The “empty” narrative.

As noted above, the women didn’t find the tomb completely empty.  Here’s the story in my words . . .

The sun has just risen on Sunday, the day after Sabbath.  Mary Magdalene, Mary (James’ mother) and Salome are on their way to properly anoint Jesus’ body with spices (Joseph of Arimathea’s didn’t have time because he had to bury Jesus Friday before sundown).  They know which tomb because two of them had watched the burial (15:47).  Theirs, of course, is a sad task, and one not without risk, since Jesus had been crucified for treason against Rome and the Jewish Court had judged him a blasphemer.

Not until they neared the tomb did the women wonder who would roll away the huge stone that sealed the entrance.  (A tomb like this was actually a small room cut into the rock with “benches” on three sides where a family’s stone coffins—“sarcophagus”—would be laid.)  The “door” was a huge wheel-like stone that fit in a slot that could be rolled open and closed.)  The women approach the tomb and see the stone rolled open.

Cautiously entering, they find a white-robed young man.  (It wasn’t empty.)  Naturally they’re shocked and frightened.  (Where is Jesus’ body?  Who’s this guy?)  The man tries to calm them.  He tells them Jesus has risen.  He points: “See the place where they laid him.”  He gives them instructions:  “Tell the disciples and Peter  (yes, especially him who denied Christ) Jesus will meet them in Galilee.”

The women are literally shaking for fear.  This is a nightmare.  First Jesus is horribly crucified and buried and now maybe an evil enchanter is spinning a cruel tale about dear Jesus’ missing corpse.  They run for their lives, saying nothing to anyone.  (THE END)

The take-away.

I feel like the copyist—there should be more.  Why would Mark end the Gospel with scared-to-death women running from Jesus’ empty tomb?  Any answer is a guess.  But maybe Mark wants us to feel something of the same fear and amazement those women felt.  Maybe he wants that abrupt ending to sort of  shock us.  Maybe he wants us to stand in awe of the Resurrected Christ who had been the Crucified Christ.

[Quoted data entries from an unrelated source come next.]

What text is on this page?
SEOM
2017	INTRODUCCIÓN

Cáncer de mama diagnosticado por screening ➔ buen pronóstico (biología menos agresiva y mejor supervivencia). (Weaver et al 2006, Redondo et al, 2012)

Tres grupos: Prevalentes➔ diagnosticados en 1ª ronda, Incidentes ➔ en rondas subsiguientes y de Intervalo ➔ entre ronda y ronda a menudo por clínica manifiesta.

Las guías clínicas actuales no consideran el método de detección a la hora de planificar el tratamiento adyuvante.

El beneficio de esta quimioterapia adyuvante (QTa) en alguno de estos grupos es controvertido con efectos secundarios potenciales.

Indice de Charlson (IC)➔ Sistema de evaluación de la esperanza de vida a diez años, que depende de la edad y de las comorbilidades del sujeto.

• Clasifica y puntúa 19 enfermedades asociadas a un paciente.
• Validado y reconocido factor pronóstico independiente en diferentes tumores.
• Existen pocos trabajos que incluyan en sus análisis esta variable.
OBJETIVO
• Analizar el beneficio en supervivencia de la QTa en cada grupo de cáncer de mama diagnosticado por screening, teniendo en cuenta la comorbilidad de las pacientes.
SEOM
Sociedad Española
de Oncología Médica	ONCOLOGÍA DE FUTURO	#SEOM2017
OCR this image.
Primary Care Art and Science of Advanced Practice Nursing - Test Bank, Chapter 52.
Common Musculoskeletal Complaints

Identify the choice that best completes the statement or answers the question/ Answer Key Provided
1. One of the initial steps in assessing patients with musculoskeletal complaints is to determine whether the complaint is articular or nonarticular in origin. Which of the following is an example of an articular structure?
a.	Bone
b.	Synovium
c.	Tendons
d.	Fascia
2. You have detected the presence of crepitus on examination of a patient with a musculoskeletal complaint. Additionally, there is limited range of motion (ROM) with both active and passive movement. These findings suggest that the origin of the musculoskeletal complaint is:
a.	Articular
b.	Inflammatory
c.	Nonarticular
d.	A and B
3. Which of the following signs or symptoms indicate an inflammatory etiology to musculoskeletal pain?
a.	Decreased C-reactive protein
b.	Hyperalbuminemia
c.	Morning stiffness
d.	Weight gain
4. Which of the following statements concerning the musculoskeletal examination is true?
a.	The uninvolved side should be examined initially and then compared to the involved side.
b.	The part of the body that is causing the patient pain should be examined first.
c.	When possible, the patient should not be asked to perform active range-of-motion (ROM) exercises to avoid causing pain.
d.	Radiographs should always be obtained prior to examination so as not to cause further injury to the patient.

I know I don’t.  Too many Easter sermons.  Ho hum.  Risen.  When Jesus stilled the storm with a word, disciples fearfully asked, “Who then is this, that even the wind and sea obey him?” (4:41).   Maybe Mark wants to wake us from mental fog to fearfully ask, “Who then is this, that even his own death obeys him?”

And maybe, even more importantly, he wants me to ask, “Will I, a mere mortal inevitably facing my death, run away from Jesus?  Or,  will I, with unanswered questions about suffering and the death-process and when and why, trustingly run to him?”